Федору был приятен сердитый Головнин. Матюшкин еще в Москве прослышал, что особых милостей за трехлетние скитания ждать нечего. Федор был этим задет, обижен, огорчен, а теперь испытывал благодарность к Головнину за то, что тот тоже обижен и задет.
– Об императорской яхте не думаю, Василий Михалыч, – заметил Федор.
– Не думай, так-то лучше… А деньги есть? Я, правда, вашему брату мичману не одалживаю, но тебе бы ссудил.
– Благодарствуйте, Василий Михалыч, есть покамест.
– И то хорошо. Дальше что ж? По лавкам да по трактирам потаскаешься, а засим налегке, ветром подбитый – марш в Кронштадт. Дело известное.
– Для меня теперь Кронштадт что Париж – само веселье, жизнь сама.
– Веселье, жизнь, Париж… – проворчал Головнин. – Ты, брат, не дурак, а коли не дурак, то в Кронштадте не больно весел будешь.
– Отчего же?
– Оттого… Царь Петр заложил крепость для флота. Флот вывел на море, чтоб охранял подступы к столице, ко всему государству. А флот… флот нынешний в упадке. Да-с!
Матюшкин вопросительно глянул на капитан-командора:
– Как же, Василий Михалыч? Не мне, разумеется, спорить с вами, но… Ведь и вокруг света ходим, и в практические плавания…

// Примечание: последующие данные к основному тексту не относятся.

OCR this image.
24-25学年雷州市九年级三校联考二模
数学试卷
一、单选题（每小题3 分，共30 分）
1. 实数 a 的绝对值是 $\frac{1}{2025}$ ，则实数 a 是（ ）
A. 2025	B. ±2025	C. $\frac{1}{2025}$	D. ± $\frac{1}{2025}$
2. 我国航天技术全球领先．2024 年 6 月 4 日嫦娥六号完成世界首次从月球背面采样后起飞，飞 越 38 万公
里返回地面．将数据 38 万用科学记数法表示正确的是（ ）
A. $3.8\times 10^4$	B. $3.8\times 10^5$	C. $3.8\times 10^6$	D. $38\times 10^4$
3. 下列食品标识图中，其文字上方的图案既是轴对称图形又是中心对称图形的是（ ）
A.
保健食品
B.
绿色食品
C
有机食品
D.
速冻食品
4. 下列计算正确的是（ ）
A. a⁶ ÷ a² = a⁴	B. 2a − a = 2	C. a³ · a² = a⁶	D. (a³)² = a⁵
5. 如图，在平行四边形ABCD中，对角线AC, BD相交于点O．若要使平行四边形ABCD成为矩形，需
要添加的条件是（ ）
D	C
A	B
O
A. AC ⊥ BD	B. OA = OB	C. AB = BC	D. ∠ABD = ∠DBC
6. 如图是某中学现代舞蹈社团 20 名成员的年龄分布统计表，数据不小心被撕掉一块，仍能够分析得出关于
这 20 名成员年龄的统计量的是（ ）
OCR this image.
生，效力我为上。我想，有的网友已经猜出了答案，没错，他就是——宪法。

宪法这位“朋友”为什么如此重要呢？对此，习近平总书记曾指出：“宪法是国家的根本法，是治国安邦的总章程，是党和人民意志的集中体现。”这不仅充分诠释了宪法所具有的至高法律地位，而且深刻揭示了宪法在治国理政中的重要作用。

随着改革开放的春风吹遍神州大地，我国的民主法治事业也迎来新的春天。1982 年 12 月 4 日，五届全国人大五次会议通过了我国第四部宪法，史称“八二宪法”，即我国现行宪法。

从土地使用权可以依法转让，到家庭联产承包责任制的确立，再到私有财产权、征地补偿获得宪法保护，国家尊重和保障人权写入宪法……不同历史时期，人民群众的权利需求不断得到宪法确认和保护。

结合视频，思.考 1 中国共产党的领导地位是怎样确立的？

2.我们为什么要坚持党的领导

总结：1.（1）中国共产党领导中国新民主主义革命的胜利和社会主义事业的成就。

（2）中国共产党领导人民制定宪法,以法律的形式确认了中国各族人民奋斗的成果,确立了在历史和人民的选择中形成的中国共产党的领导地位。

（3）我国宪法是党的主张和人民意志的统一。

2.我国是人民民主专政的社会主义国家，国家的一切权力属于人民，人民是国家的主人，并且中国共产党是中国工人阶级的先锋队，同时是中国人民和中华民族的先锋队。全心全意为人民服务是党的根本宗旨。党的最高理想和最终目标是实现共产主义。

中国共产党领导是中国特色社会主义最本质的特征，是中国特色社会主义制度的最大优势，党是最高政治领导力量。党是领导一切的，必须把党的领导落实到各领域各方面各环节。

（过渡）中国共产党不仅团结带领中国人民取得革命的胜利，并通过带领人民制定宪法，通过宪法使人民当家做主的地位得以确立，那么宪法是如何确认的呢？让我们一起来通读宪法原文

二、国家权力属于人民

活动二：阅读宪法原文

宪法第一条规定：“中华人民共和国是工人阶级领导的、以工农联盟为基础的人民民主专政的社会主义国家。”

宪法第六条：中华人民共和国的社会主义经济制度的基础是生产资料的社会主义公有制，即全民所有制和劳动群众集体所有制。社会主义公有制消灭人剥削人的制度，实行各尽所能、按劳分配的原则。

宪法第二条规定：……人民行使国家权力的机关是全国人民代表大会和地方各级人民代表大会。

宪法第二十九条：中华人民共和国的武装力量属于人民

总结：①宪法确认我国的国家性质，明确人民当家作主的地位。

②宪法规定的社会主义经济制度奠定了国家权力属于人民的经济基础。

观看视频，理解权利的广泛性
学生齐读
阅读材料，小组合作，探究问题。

Головнин сдвинул щетинистые брови.
– Люди! – выкрикнул он. – На людях все держится. И лохань поплывет с нашим матросом. Ан и люди не без дна и покрышки. Эх, Федор Федорыч… Флот-то наш в самом бедственном положении. Кругом воры, бесстыдные, жадные… Рыба с головы гниет. Был у нас маркиз де Траверсе. Русский морской министр – маркиз де Траверсе! Ха-ха!.. Ну, тот хоть не так крал. А вот нынче «вождь морской» господин фон Моллер! Батюшки светы!.. – Он помолчал и прибавил: – А государю об этом ведомо.
– И что же?
– Государь? «Мой флот у них в кармане». Остро, нечего сказать: дескать, разворовали мой флот господа хорошие. А хуже того, что внемлет ослам, которые твердят: Россия суть страна сухопутная, флот ей не нужен, в тягость ей флот.
Он в сердцах отбросил кресло, отошел к окну, встал спиной к Федору. Потом обернулся, взял со стола листы бумаги.
– Вот слушай, брат, что я тут господам адмиралтейским… – Он прочел медленно: – «О злоупотреблениях, в Морском ведомстве существующих». – Пожевал губами и отложил бумагу. – Целый трактат, батюшка, о различных ступенях и хищении казенного имущества. Начинаю с параграфа о воровстве, неизбежном при нынешнем правлении, кончаю параграфом о злоупотреблениях тонких, то есть обдуманных и в систему приведенных.